Inter-tidal areas like Wadden Sea important for sharks, rays: Dutch researchers
Intertidal areas like the Wadden Sea play a significant role in the life cycle of sharks and rays, researchers from the University of Groningen and the Netherlands Institute for Sea Research concluded in a study published in the scientific journal Fish and Fisheries this week. Previous studies of these areas focused mostly on birds, but the Groningen researchers found that smaller sharks and rays also count on these areas as feeding grounds.
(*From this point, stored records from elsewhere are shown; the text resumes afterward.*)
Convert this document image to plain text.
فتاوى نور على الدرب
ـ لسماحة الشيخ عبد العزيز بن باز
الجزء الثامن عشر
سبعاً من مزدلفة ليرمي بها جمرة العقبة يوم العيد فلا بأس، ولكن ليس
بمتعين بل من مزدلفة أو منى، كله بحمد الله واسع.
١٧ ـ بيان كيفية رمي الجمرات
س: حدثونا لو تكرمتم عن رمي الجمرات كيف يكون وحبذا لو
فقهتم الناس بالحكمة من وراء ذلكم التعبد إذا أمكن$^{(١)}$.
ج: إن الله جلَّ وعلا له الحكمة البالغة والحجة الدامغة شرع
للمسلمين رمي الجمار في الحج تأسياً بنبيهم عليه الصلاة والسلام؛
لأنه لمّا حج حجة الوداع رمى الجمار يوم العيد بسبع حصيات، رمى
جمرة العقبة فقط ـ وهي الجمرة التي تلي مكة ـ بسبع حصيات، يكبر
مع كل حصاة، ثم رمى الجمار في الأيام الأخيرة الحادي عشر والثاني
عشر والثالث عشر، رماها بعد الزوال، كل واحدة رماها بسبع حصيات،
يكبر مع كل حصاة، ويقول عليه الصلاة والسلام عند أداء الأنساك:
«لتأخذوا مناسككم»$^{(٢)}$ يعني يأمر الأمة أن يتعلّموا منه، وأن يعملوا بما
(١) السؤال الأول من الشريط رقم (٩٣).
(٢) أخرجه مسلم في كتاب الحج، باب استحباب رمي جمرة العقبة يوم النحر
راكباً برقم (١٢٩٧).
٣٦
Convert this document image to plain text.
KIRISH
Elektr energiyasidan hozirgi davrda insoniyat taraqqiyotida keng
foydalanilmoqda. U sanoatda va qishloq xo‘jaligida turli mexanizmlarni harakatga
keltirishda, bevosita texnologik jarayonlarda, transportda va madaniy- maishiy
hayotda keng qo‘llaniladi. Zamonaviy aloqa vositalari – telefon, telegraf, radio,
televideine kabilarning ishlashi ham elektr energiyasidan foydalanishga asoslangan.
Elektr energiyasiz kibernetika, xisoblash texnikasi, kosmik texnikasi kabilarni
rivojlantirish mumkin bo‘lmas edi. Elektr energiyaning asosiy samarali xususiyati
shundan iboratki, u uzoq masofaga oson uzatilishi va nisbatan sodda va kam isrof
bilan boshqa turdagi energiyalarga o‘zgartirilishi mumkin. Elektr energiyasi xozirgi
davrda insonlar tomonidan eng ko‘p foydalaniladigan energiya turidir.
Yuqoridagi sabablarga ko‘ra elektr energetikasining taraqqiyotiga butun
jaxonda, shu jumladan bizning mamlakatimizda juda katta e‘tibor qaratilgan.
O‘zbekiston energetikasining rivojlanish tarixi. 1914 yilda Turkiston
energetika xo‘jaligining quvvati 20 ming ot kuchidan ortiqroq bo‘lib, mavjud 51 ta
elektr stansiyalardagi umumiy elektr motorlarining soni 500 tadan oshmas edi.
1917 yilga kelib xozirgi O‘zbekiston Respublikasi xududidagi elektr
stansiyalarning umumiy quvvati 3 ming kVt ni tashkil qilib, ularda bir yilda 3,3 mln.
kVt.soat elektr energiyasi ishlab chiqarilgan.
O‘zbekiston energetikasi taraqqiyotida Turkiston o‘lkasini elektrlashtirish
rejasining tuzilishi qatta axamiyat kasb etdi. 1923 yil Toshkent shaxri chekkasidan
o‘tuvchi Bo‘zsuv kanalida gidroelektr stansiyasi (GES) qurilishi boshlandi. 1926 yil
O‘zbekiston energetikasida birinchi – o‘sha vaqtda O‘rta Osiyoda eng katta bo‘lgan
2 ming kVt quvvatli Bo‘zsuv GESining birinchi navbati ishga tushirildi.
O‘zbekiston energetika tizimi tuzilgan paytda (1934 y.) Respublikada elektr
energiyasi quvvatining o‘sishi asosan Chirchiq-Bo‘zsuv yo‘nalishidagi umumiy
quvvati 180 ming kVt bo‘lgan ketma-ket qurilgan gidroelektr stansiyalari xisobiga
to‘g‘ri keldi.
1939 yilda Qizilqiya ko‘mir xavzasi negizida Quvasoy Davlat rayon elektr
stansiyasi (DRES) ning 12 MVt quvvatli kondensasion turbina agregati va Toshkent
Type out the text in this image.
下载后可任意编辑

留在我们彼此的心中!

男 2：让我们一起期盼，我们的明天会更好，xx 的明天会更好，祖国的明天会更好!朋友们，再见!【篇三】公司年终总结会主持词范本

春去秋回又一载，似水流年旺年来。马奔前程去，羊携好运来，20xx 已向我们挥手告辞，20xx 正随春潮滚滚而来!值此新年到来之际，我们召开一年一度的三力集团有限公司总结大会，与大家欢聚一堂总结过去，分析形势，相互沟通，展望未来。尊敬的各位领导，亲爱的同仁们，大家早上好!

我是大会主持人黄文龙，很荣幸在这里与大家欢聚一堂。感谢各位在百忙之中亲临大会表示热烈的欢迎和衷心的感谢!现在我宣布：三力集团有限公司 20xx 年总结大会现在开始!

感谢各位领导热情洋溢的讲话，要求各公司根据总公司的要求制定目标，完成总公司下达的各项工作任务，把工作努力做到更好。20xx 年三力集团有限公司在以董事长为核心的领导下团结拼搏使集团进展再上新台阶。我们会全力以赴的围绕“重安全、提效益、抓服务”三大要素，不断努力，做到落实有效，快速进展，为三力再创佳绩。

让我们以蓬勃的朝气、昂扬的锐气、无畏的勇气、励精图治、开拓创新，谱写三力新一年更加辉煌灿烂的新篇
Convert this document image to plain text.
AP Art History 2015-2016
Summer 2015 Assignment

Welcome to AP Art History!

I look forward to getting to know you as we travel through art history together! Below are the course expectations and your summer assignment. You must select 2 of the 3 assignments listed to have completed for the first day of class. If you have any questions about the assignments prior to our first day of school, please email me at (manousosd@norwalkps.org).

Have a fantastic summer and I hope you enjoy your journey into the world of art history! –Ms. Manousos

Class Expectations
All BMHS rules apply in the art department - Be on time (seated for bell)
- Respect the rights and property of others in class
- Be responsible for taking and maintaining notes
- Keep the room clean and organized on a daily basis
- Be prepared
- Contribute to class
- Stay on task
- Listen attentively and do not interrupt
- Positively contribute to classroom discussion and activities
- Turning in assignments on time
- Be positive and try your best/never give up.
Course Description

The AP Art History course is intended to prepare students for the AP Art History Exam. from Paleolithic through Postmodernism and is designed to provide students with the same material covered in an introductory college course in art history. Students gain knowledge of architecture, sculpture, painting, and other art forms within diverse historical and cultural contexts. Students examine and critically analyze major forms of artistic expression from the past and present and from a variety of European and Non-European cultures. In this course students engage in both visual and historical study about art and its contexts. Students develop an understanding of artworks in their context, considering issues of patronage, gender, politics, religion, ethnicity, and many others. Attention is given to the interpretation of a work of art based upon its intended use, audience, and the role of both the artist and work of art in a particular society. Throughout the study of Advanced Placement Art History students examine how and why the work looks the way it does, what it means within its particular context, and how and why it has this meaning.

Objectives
At low tide, birds settle on the tidal flats. At high tide, sharks and rays seek refuge between the flooded sea banks, researcher and shark specialist Guido Leurs explained to Trouw. “Just like birds, sharks and rays play an important ecological role in the intertidal areas,” he said. “Birds, sharks, and rays may compete when hunting the same food, but we think they need each other in some way.”
Rays, for example, can significantly change the landscape of intertidal areas by digging pits in search of food. Other species can then use those pits during low tide. “Sharks and rays are quite large animals, but still find a habitat in shallow water. We underestimated that for a long time.”
The researchers mainly looked at tropical intertidal areas, which still have more biodiversity. “The more diversity in the food web, the more species - including larger predators. Although, we’re not talking about the top of the food chain. In the intertidal areas, we mainly see smaller species and juveniles of larger species. It is an area for growing up, which is sometimes dangerous because mud flats dry up or because predators lurk outside the area.”
The Wadden Sea is the largest intertidal area in the world, but there are few sharks and rays to be found there now. “The Zuiderzee was probably a breeding ground for stingrays, but its closure has removed that ecological role. Moreover, the water has become more turbid since the construction of the Afsluitdijk, the eelgrass has disappeared, and fishing has increased,” Leurs said.
Overfishing also affects sharks and rays. A third of the 1,200 shark and ray species are threatened with extinction, including half of the species known to use the intertidal areas. The loss of these predators could disrupt the ecological balance in the intertidal areas, the researchers warned.
But the intertidal areas themselves are also at risk. In the past 40 years, an estimated 15 percent of intertidal areas have been lost worldwide. “Intertidal areas are important economically, culturally, and ecologically,” Leurs said to the newspaper. “But they are also important for fisheries and coastal development, for example. To better protect these areas, cooperation with the local population and fishermen is crucial.”